Kopuzda geçmişte meydana gelen köklü değişikliklerden en önemlisi, metal tele geçiştir. Zira, metal tel bu çalgıya tınlayış ve kullanım ( el ile ve mızrapla) bakımından at kılı, bağırsak ve ipek tel gibi birbirine yakın mat tınılardaki, dayanıksız maddelerin çok ötesinde farklılıklar getirmiş, adeta çığır oluşturmuştur” (Parlak, 2000: 62). “Bağlamanın değişiminde ve doğal olarak gelişiminde “tel” unsuru önemli bir paya sahiptir. Telli sazlarda kullanılan ilk tel maddesi at kılıdır. Daha sonrasında bağırsak (kiriş) teller kullanılır. İpeğin olduğu ve ulaşılabildiği yerlerde ipek telde kullanılmıştır. Telli sazların değişim ve gelişim sürecinde son olarak metal tellere geçilmiştir ki, çalgılara tını, icra ve biçim yönünden çeşitli değişimler getirmiştir” (Oral, 2010: 4).

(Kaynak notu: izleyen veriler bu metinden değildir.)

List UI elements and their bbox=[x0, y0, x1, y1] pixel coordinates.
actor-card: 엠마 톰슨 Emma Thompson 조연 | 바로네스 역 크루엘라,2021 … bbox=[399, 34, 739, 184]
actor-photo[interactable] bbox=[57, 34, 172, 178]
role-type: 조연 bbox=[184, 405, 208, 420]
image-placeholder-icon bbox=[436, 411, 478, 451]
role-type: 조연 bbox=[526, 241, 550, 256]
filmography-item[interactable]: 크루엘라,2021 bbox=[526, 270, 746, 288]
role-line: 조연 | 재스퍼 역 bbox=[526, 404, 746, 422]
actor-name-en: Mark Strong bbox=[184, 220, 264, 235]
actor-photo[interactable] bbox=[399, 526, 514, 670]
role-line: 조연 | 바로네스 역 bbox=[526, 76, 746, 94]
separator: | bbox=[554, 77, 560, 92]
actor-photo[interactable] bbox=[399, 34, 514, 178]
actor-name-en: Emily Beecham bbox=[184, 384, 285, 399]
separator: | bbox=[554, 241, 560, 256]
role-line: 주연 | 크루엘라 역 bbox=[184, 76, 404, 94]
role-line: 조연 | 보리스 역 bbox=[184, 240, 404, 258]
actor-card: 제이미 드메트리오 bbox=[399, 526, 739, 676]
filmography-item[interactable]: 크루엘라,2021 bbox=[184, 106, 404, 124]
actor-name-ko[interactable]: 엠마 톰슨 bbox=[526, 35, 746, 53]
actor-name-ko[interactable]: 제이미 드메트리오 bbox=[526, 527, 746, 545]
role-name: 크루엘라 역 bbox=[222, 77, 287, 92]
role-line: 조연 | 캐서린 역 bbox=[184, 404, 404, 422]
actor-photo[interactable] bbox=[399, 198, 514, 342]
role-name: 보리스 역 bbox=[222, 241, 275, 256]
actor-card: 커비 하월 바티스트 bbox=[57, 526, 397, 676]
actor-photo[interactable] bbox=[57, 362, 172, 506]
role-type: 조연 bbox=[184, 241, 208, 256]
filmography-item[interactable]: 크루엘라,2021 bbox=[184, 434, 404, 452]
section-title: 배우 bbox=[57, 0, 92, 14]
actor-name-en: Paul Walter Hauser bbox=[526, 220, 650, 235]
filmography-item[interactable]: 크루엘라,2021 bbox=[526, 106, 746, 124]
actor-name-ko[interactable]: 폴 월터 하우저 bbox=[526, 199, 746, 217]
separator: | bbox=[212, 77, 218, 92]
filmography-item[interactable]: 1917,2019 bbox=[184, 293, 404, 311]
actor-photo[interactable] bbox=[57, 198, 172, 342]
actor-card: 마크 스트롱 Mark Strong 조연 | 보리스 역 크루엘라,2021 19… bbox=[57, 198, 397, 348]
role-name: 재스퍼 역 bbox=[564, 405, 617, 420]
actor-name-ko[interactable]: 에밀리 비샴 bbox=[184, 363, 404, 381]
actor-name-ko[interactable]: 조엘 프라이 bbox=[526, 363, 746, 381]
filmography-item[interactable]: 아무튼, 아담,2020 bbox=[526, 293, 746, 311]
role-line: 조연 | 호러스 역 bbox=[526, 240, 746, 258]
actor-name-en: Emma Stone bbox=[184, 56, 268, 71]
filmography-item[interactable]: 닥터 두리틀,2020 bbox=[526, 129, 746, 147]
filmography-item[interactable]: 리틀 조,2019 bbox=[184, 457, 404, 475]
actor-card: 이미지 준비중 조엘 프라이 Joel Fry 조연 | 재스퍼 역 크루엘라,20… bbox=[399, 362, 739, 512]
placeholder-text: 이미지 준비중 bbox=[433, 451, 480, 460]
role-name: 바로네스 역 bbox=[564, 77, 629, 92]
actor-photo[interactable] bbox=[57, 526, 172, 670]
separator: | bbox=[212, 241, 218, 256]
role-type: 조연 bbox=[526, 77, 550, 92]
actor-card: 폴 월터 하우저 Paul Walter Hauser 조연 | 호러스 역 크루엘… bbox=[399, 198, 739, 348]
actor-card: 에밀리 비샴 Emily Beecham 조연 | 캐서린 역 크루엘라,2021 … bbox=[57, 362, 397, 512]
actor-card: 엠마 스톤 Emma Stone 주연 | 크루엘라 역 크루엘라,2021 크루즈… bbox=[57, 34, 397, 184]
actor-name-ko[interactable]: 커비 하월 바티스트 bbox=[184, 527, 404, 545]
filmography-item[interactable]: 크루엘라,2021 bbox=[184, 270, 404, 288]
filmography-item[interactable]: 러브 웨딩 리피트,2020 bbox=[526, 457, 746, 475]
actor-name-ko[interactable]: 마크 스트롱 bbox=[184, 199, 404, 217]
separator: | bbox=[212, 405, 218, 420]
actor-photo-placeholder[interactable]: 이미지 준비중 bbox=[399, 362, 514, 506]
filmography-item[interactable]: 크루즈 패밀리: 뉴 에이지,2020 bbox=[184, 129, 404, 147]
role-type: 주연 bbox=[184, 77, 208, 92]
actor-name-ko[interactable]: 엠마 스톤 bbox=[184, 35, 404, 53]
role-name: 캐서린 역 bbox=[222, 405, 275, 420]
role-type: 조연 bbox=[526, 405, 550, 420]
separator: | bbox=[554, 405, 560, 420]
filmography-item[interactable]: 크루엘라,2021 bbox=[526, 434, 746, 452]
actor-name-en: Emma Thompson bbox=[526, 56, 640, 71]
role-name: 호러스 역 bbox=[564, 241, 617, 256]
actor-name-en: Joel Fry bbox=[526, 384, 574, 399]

“Anadolu kopuzunda (bağlamada) mızrap kullanma fikri, ilk olarak yaklaşık 14. yüzyıldan itibaren metal tel gelişimi sonrası, Osmanlı Sarayı ve çevresinde oluşmuştur. Özellikle sesi az olduğu için fasıllarda zorlanan sazların volümünü yükseltmek için oluşan ve 17. yüzyıldan itibaren oturmaya başlayan bu kavramın, Anadolu’ya geçişi de öncelikle Osmanlı Saray kültürü etkisindeki Anadolu şehirlerinde başlamış, nihayet oradan da köylü halka ulaşmıştır. Ancak, geleneğini sıkı sıkıya koruyan Anadolu köylüsünün mızrabı benimsemesi, çok sonraları ve zor olmuştur. Metal teli bulmakta çok sıkıntı çeken fakir Anadolu halkı, bütünüyle mızrap kullanımına hemen hemen cumhuriyet döneminden sonra geçmiştir. Ancak mızraba kolayca geçenlerin yanında, mızrabı hiçbir zaman benimsememiş ve yalnızca el ile çalmayı sürdüren ustalarda olmuştur” (Parlak: 2001: 9).

“Çalgının kökeniyle ilgili olarak başka bir sav da ileri sürülmüştür. Mezopotamya Çalgı Müziği (La Musique Instrumantale Mesopotamienne – Paris,1972) adlı yayına göre Luth, m.ö. 2000’de Sümerler ve Akadlar’da kullanılan yaygın bir çalgı olmuştur. Gövdesi toparlak ya da yumurta biçiminde olup sapı çoğunlukla uzun olan bu çalgı “üç telli” anlamına gelen “sa-esh” olarak isimlendirilmiştir. Çalan kişinin gövdeyi sağ dirseğinin altında tutarak sağ elindeki mızrapla çaldığını belgeleyen birçok toprak heykelcik ve kabartmanın bulunduğu belirtilmekte olup eski dönemlere ait figürlerde çalgının sapının daha da kısa olduğu ve geç dönemlerde sapın uzadığı ifade

edilmektedir. Çalgının çeşitli bölümlerinin (gövde, sap, eşik vb.) oranları bugünkü bağlamanın oranlarıyla çok benzeşmekte olup bugünkü “saz” isminin de çalgının “saeş ya da saş” isimli kökünden geldiği ileri sürülmektedir. İleri sürülen bu teoriye göre Asya göçleriyle Anadolu’ya gelen “kopuz” burada “saeş ya da saş” isimli bu çalgıyla karşılaşmış ve her ikisi de kutsal sayılan bu çalgılar çalgı yapımcılarının ve ozanların elinde birleşerek tek bir çalgıya dönüşmüşlerdir” (Birdoğan 1988: 77).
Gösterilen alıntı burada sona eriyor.